Ospedale di Torrette, enteroscopia
e terapie più veloci e agevoli
con l’endoscopio a ‘singolo pallone’

ANCONA – Grazie al nuovo strumento, di cui si è dotata la Sod di Malattie dell'Apparato Digerente di Aoum diretta da Emanuele Bendia, la gestione di patologie dell’intestino tenue sia in urgenza che in elezione compie un notevole e ulteriore passo avanti sotto il profilo diagnostico e terapeutico

L’equipe del dottor Emanuele Bendia, direttore della Sod di Malattie dell’Apparato Digerente di Aoum

L’Area Gastroenterologica e dei Trapianti dell’Azienda Ospedaliero Universitaria delle Marche si è dotata di un nuovo strumento endoscopico per l’esecuzione dell’: l’endoscopio a singolo pallone. L’uso di questo strumento consente non soltanto di effettuare un’indagine diagnostica, ma, se necessario, anche procedure terapiche, interventi con pinze per fare prelievi, anse per togliere dei polipi, fibre laser per bruciare lesioni, clip per emostasi. Fino a ieri sarebbe stato necessario un intervento chirurgico, con l’endoscopio a singolo pallone, che si gonfia nell’intestino e consente al medico di entrare con gli strumenti, si possono compiere anche queste operazioni.

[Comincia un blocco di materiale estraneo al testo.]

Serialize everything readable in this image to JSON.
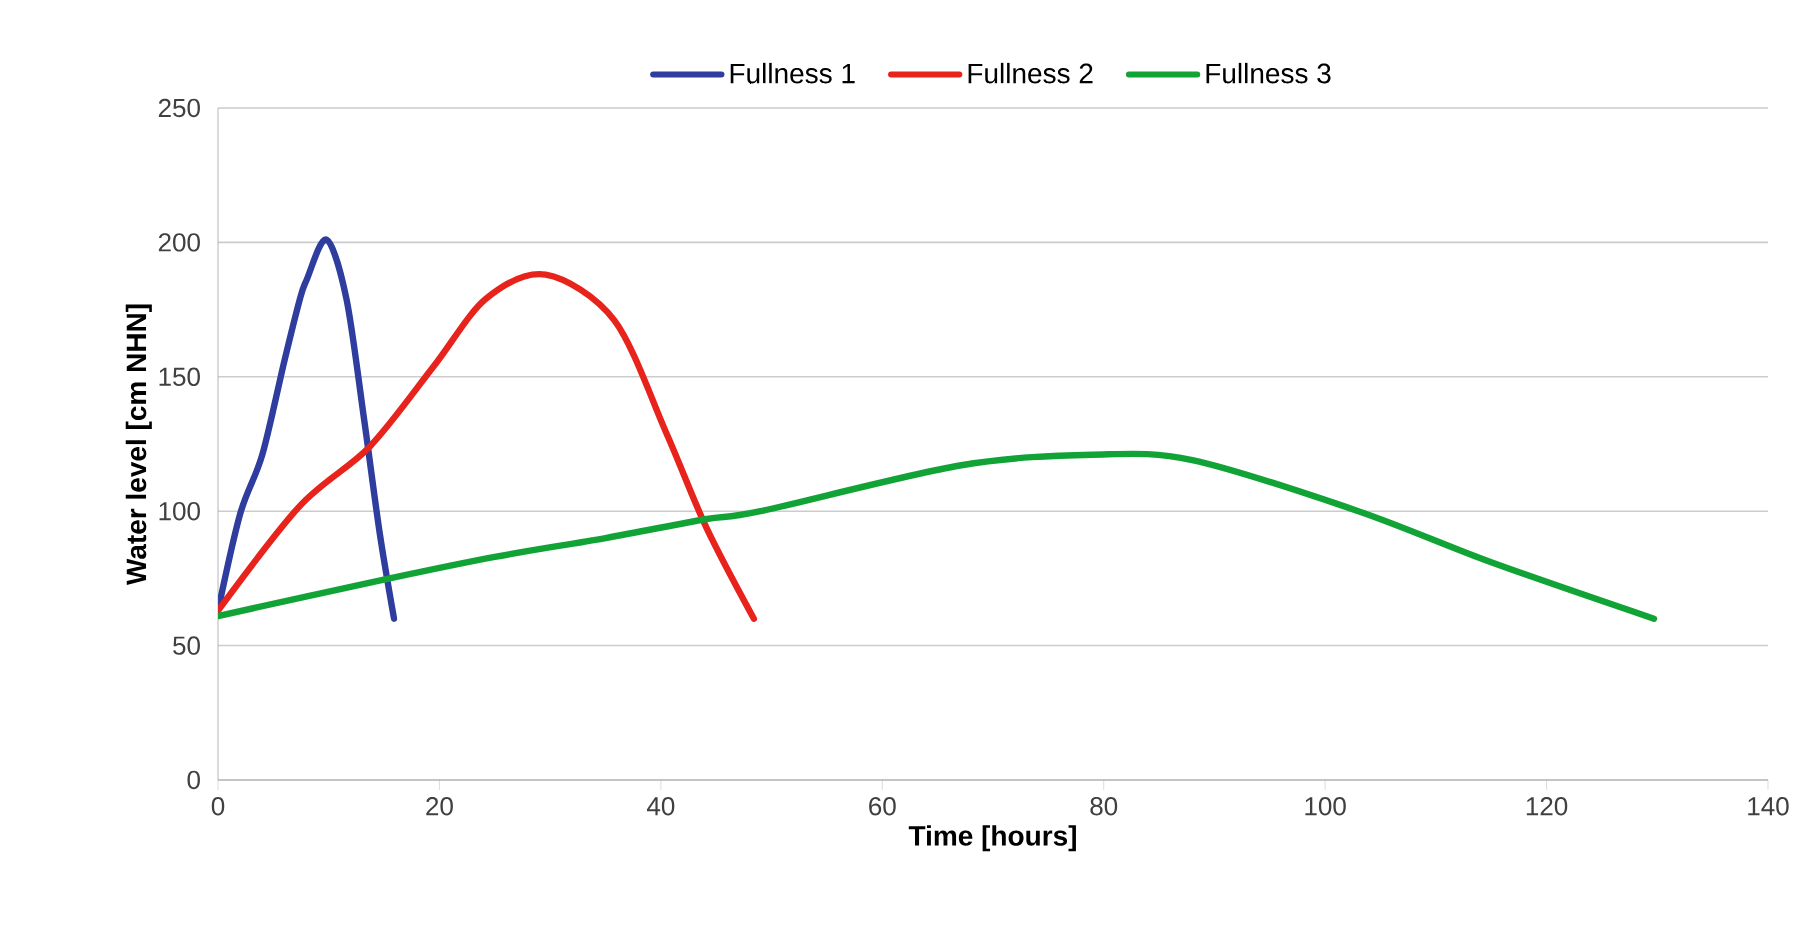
{
  "chart_data": {
    "type": "line",
    "xlabel": "Time [hours]",
    "ylabel": "Water level [cm NHN]",
    "xlim": [
      0,
      140
    ],
    "ylim": [
      0,
      250
    ],
    "xticks": [
      0,
      20,
      40,
      60,
      80,
      100,
      120,
      140
    ],
    "yticks": [
      0,
      50,
      100,
      150,
      200,
      250
    ],
    "grid": "y",
    "legend": "top",
    "marker": "none",
    "line_style": "solid",
    "series": [
      {
        "name": "Fullness 1",
        "color": "#2e3d9e",
        "x": [
          0,
          2,
          4,
          6,
          7.4,
          8,
          9.8,
          11.6,
          13.2,
          14.6,
          15.9
        ],
        "values": [
          63,
          99,
          121,
          156,
          179,
          186,
          201,
          179,
          134,
          92,
          60
        ]
      },
      {
        "name": "Fullness 2",
        "color": "#e8231c",
        "x": [
          0,
          7.4,
          13.7,
          19.5,
          24.2,
          29.6,
          35.8,
          40.5,
          44.1,
          48.4
        ],
        "values": [
          63,
          102,
          124,
          154,
          179,
          188,
          171,
          129,
          94,
          60
        ]
      },
      {
        "name": "Fullness 3",
        "color": "#12a337",
        "x": [
          0,
          15.5,
          25,
          35,
          44,
          49,
          67,
          79,
          88,
          103,
          115,
          129.7
        ],
        "values": [
          61,
          75,
          83,
          90,
          97,
          100,
          117,
          121,
          119,
          100,
          81,
          60
        ]
      }
    ]
  }
}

L’enteroscopia è un esame endoscopico necessario per la gestione di patologie dell’intestino tenue sia in urgenza che in elezione, quindi un notevole e ulteriore passo avanti capace di allargare lo spettro di azione sull’intestino sia sotto il profilo diagnostico che terapeutico.

Il dottor Emanuele Bendia – direttore della Struttura delle Malattie dell’Apparato Digerente, Endoscopia Digestiva e Malattie Infiammatorie Croniche Intestinali (Mici) – spiega l’importanza della nuova applicazione: «Grazie all’endoscopio a singolo pallone possiamo occuparci dei pazienti affetti da emorragie digestive dell’intestino tenue, sia acute che croniche ricorrenti, i quali giornalmente vengono centralizzati nella nostra struttura aziendale e non gestibili negli ospedali periferici del territorio regionale. Il nuovo strumento è importante per noi in quanto allarga il nostro spettro d’intervento: la gastroscopia segue lo stomaco, la colonscopia il colon e adesso l’endoscopia consente di analizzare e, se necessario, intervenire sull’intestino tenue». L’enteroscopio a singolo pallone è un endoscopio flessibile del diametro di 9,2 mm, è dotato di un ampio canale di lavoro (3,2 mm) con immagini Hdd nitide e definite, ottima manovrabilità e gestibile durante l’utilizzo anche da un solo operatore. Lo strumento scivola all’interno di un tubo di plastica morbida dove si trova un palloncino che viene gonfiato con aria e che serve per l’ancoraggio alla parete intestinale.

Si procede facendo avanzare alternativamente strumento e il tubo di plastica morbido gonfiando e sgonfiando il palloncino in modo da far procedere l’endoscopio lungo l’intestino tenue. «La gestione delle emorragie del tenue è essenzialmente multidisciplinare – aggiunge il dottor Emanuele Bendia – dove gastroenterologo, medico del pronto soccorso, chirurgo, radiologo inteventista si confrontano per la gestione dei casi clinici. Durante tutti gli esami è garantita l’assistenza anestesiologica. Quindi se fino a ora, per la patologia dell’intestino tenue, abbiamo utilizzato metodiche radiologiche, entero-Tac, entero-Rmn, ed endoscopiche – videocapsula – essenzialmente diagnostiche, questa nuova strumentazione ci consentirà di eseguire anche l’atto terapeutico necessario per la gestione a 360° del paziente. La strumentazione è già in uso con ottimi risultati».